NO, don't take any away - in fact, add some if anything. I hate this trend of lowering standards to make numbers look better ... it doesn't make us a more informed society. I think much of the secret to getting kids turned on to some of these books is in how it is taught ... I remember I had teacher that made us watch Star Wars while we read the Odyssey and we discussed the parallels - and it was great because so many other students participated. Another instance I can think of is trying to help my younger brother get through Romeo and Juliet, being taught by his give-the-same-list-of-facts-every-year-and-make-sure-they-know-the-plot, very boring high school teacher ... I just used small, stupid things to engage him (like showing him how SO much of Romeo and Juliet is just very old d*ck jokes), and it worked so much better than the kind of bland, this-is-a-classic-so-you-should-read-it teaching many kids suffer through. Looking back, I feel fortunate to have read so many books in grade/high school - even ones I might still find boring. I think this is the case because so many of the "classics" or great books have their importance beyond the book itself - often they are more like representatives of enormous social change and/or tensions of their time, brought to life and demonstrating that social climate so much more vividly than most other things can.
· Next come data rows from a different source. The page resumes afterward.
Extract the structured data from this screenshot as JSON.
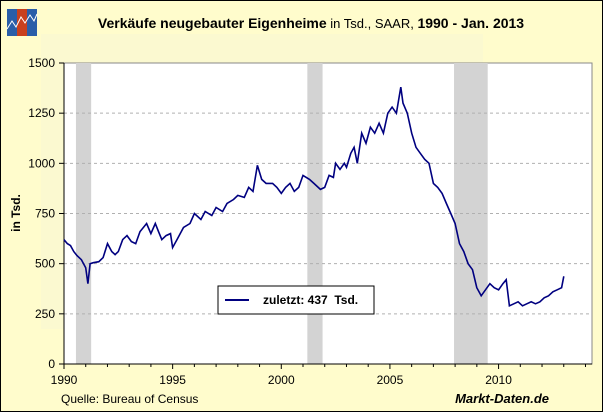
{
  "chart_data": {
    "type": "line",
    "title_bold": "Verkäufe neugebauter Eigenheime",
    "title_normal": " in Tsd., SAAR, ",
    "title_range": "1990 - Jan. 2013",
    "ylabel": "in Tsd.",
    "xlabel": "",
    "xlim": [
      1990,
      2014.3
    ],
    "ylim": [
      0,
      1500
    ],
    "yticks": [
      0,
      250,
      500,
      750,
      1000,
      1250,
      1500
    ],
    "xticks": [
      1990,
      1995,
      2000,
      2005,
      2010
    ],
    "grid": "horizontal dashed",
    "recessions": [
      [
        1990.55,
        1991.25
      ],
      [
        2001.2,
        2001.9
      ],
      [
        2007.95,
        2009.5
      ]
    ],
    "legend": {
      "label": "zuletzt: 437  Tsd.",
      "placement": "center-bottom"
    },
    "series": [
      {
        "name": "Verkäufe neugebauter Eigenheime",
        "color": "#000080",
        "x": [
          1990.0,
          1990.15,
          1990.3,
          1990.45,
          1990.6,
          1990.8,
          1991.0,
          1991.1,
          1991.2,
          1991.35,
          1991.6,
          1991.8,
          1992.0,
          1992.2,
          1992.35,
          1992.5,
          1992.7,
          1992.9,
          1993.1,
          1993.3,
          1993.5,
          1993.8,
          1994.0,
          1994.2,
          1994.35,
          1994.5,
          1994.7,
          1994.9,
          1995.0,
          1995.2,
          1995.5,
          1995.8,
          1996.0,
          1996.3,
          1996.5,
          1996.8,
          1997.0,
          1997.3,
          1997.5,
          1997.8,
          1998.0,
          1998.3,
          1998.5,
          1998.7,
          1998.9,
          1999.1,
          1999.3,
          1999.6,
          1999.8,
          2000.0,
          2000.2,
          2000.4,
          2000.6,
          2000.8,
          2001.0,
          2001.3,
          2001.5,
          2001.8,
          2002.0,
          2002.2,
          2002.4,
          2002.5,
          2002.7,
          2002.9,
          2003.0,
          2003.2,
          2003.35,
          2003.5,
          2003.7,
          2003.9,
          2004.1,
          2004.3,
          2004.5,
          2004.7,
          2004.9,
          2005.1,
          2005.3,
          2005.5,
          2005.6,
          2005.8,
          2006.0,
          2006.2,
          2006.4,
          2006.6,
          2006.8,
          2007.0,
          2007.2,
          2007.4,
          2007.6,
          2007.8,
          2008.0,
          2008.2,
          2008.4,
          2008.6,
          2008.8,
          2009.0,
          2009.2,
          2009.4,
          2009.6,
          2009.8,
          2010.0,
          2010.2,
          2010.35,
          2010.5,
          2010.7,
          2010.9,
          2011.1,
          2011.3,
          2011.5,
          2011.7,
          2011.9,
          2012.1,
          2012.3,
          2012.5,
          2012.7,
          2012.9,
          2013.0
        ],
        "values": [
          620,
          600,
          590,
          560,
          540,
          520,
          480,
          400,
          500,
          505,
          510,
          530,
          600,
          560,
          545,
          560,
          620,
          640,
          610,
          600,
          660,
          700,
          650,
          700,
          660,
          620,
          640,
          650,
          580,
          620,
          680,
          700,
          750,
          720,
          760,
          740,
          780,
          760,
          800,
          820,
          840,
          830,
          880,
          860,
          990,
          920,
          900,
          900,
          880,
          850,
          880,
          900,
          860,
          880,
          940,
          920,
          900,
          870,
          880,
          940,
          930,
          1000,
          970,
          1000,
          980,
          1050,
          1080,
          1000,
          1150,
          1100,
          1180,
          1150,
          1200,
          1150,
          1250,
          1280,
          1250,
          1380,
          1300,
          1250,
          1150,
          1080,
          1050,
          1020,
          1000,
          900,
          880,
          850,
          800,
          750,
          700,
          600,
          560,
          500,
          470,
          380,
          340,
          370,
          400,
          380,
          370,
          400,
          420,
          290,
          300,
          310,
          290,
          300,
          310,
          300,
          310,
          330,
          340,
          360,
          370,
          380,
          437
        ]
      }
    ]
  },
  "footer": {
    "source": "Quelle: Bureau of Census",
    "brand": "Markt-Daten.de"
  }
}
Just because someone asked: the book in question was a book by a local preacher. A local patron wanted it removed from the library, was refused, then complained. After this, Palin asked about how the librarian would respond to removing books, and there was never any challenge made on the book. I get the impression this "inquiry" was a confrontational butting of heads by two very willed women; furthermore, it looks more like Palin was simply hoping the librarian would remove the book to please the initial patron who was complaining. She got turned down, then got overzealous and tried to have the librarian dismissed. Good for the librarian who wouldn't back down.
First, bad form on the part of Palin for trying to flex her muscle on the librarian, and for wanting to just "wish" a book out of the library to please someone. But just to be clear, it wasn't Palin hunting down and trying to ban books out of her own self-righteousness or moral imperative - it was responding to someone else's. But she should know better than to enable it.
Just to clarify, because I'm neurotic sometimes, Silverstein wasn't THE original cartoonist for Playboy, he was ONE of several, some who came before him (most notably Jack Cole, also known for Plastic Man).